Control Meets Learning Seminar
The design of data markets has gained in importance as firms increasingly use predictions from machine learning models to make their operations more effective, yet need to externally acquire the necessary training data to fit such models. This is particularly true in the context of the Internet where an ever-increasing amount of user data is being collected and exchanged. The challenge in creating such a marketplace stems from the very nature of data as an asset: (i) it can be replicated at zero marginal cost; (ii) its value to a firm is inherently combinatorial (i.e. the value of a particular dataset depends on what other (potentially correlated) datasets are available); (iii) its value to a firm is dependent on which other firms get access to the same data; (iv) prediction tasks and the value of an increase in prediction accuracy vary widely between different firms, and so it is not obvious how to set prices for a collection of datasets with correlated signals; (v) finally, the authenticity and truthfulness of data is difficult to verify a priori without first applying to a prediction task.
In this work, we consider the case with N competing firms and a monopolistic data seller. We demonstrate that modeling the utility of firms solely through the increase in prediction accuracy experienced reduces the complex, combinatorial problem of allocating and pricing multiple data sets to an auction of a single digital (freely replicable) good.
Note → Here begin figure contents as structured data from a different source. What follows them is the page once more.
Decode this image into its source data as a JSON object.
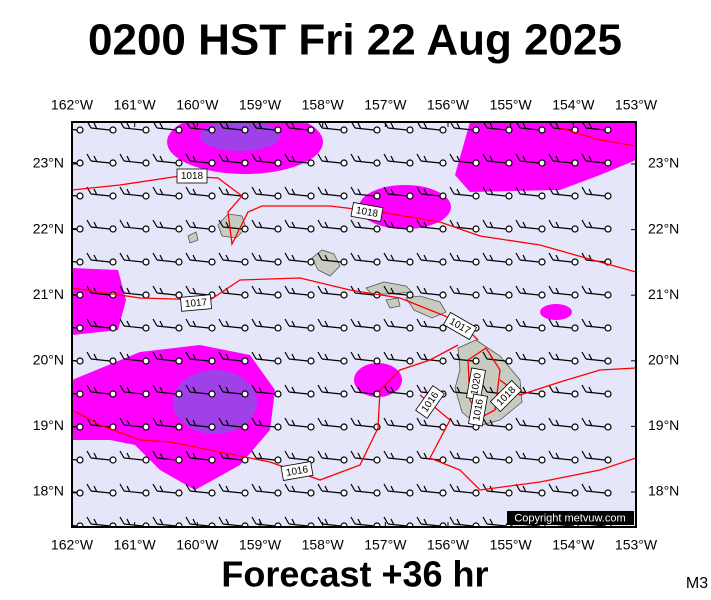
{
  "title": "0200 HST Fri 22 Aug 2025",
  "footer": "Forecast +36 hr",
  "corner_label": "M3",
  "copyright": "Copyright metvuw.com",
  "longitude_labels": [
    "162°W",
    "161°W",
    "160°W",
    "159°W",
    "158°W",
    "157°W",
    "156°W",
    "155°W",
    "154°W",
    "153°W"
  ],
  "latitude_labels": [
    "23°N",
    "22°N",
    "21°N",
    "20°N",
    "19°N",
    "18°N"
  ],
  "isobar_labels": [
    "1018",
    "1018",
    "1017",
    "1017",
    "1016",
    "1016",
    "1020",
    "1018",
    "1016"
  ]
}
We address an important property of such markets that has been given limited consideration thus far, namely the externality faced by a firm when data is allocated to other, competing firms. Addressing this is likely necessary for progress towards the practical implementation of such markets. Using the modeling abstraction, we obtain forms of the welfare-maximizing and revenue-maximizing auctions for such settings. We highlight how the form of the firms' private information – whether they know the externalities they exert on others or that others exert on them – affects the structure of the optimal mechanisms. We find that in all cases, the optimal allocation rules turn out to be single thresholds (one per firm), in which the seller allocates all information or none of it to a firm. We demonstrate how externality affects both allocation of information and revenue generated through simple examples. Finally, we discuss situations when this linear model fails.
This work is done in collaboration with Anish Agarwal, Thibaut Horel, Maryann Rui.